Hanna was probably guilty but you would have to question her overall intelligence. In the film she had no understanding of right or wrong. First of all having an affair with a kid.she saw nothing wrong with this and also in court she saw nothing wrong with condemning 300 people to death. I think she was a pawn and was took advantage of due to her lack of intelligence or understanding of situations so ultimately I could not find her guilty.a misfortune misled woman.


In response to the poster above who remarks that Hanna was not intelligent and could thus not distinguish right from wrong, I would like to make a comment.Hanna was not unintelligent. Her actions had nothing to do with intelligence. Hanna's illiteracy resulted in the facts that she could not appreciate or recognize ambiguity or recognize that she--not others--had the power to make choices for herself. Being a prisoner of her illiteracy, she did not recognize that she had the power to choose to open the door. She could not understand subtlety or irony or paradox or "breaking the rules" because she was a "black or white" or either/or thinker. Hanna was both guilty because she sent women to their deaths and did not open the doors, but not guilty because she did not understand that she had the power to make choices that were not the rules imposed on her by her authorities. Tragically, the greatest victim in "The Reader" is Hanna.

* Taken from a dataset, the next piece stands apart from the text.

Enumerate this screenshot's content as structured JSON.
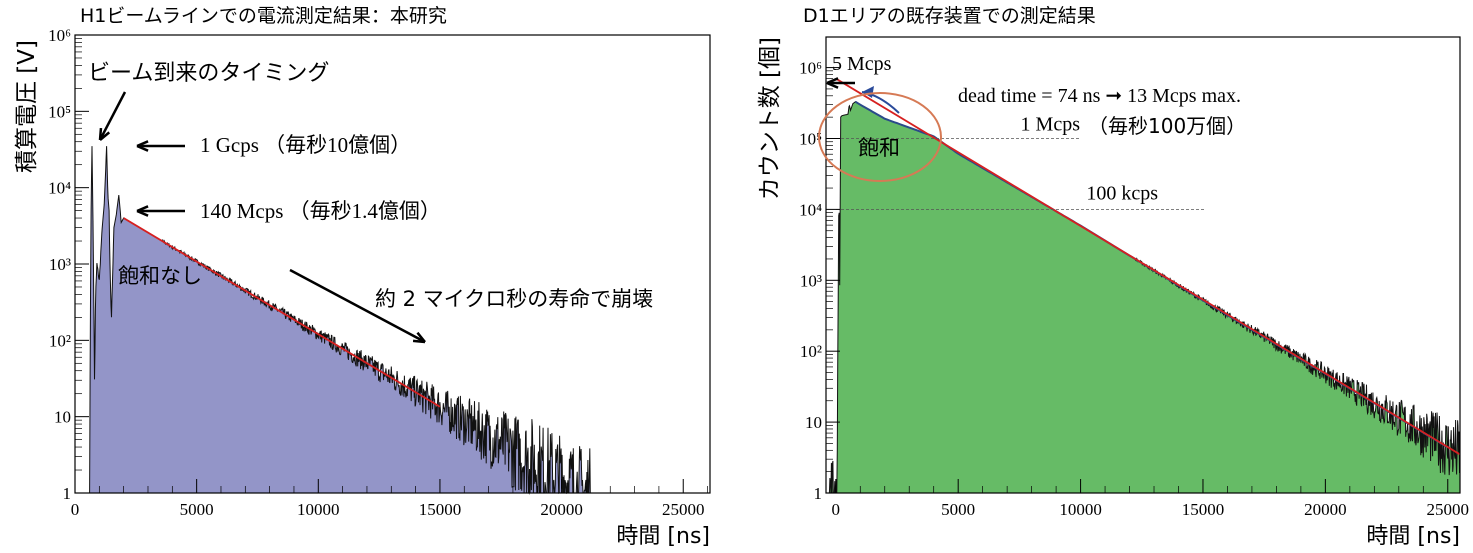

it seems to me that the whole theme of the movie was that she had decided to cover up being illiterate at all costs ------- and she proved it by agreeing to be the fall guy for all six guards


Hanna is a morally ambiguous character. I have read that some believe she was based on Ilsa Koch, but the crimes and cruelty that Hanna was accused of pale in comparison to the cruelty that Ilsa exhibited. Certainly Hanna was guilty of the crime at the church, but no more than the other defendants and due to her illiteracy, maybe, just maybe, a little less. Still, she had more than enough guilt on her conscience and when, she was finally able to read about what the consequences were for those people, her guilt became overwhelming. So yeah.. she was guilty, but in more than just the legal sense. After all, the story is about the German people dealing with the guilt of the Holocaust.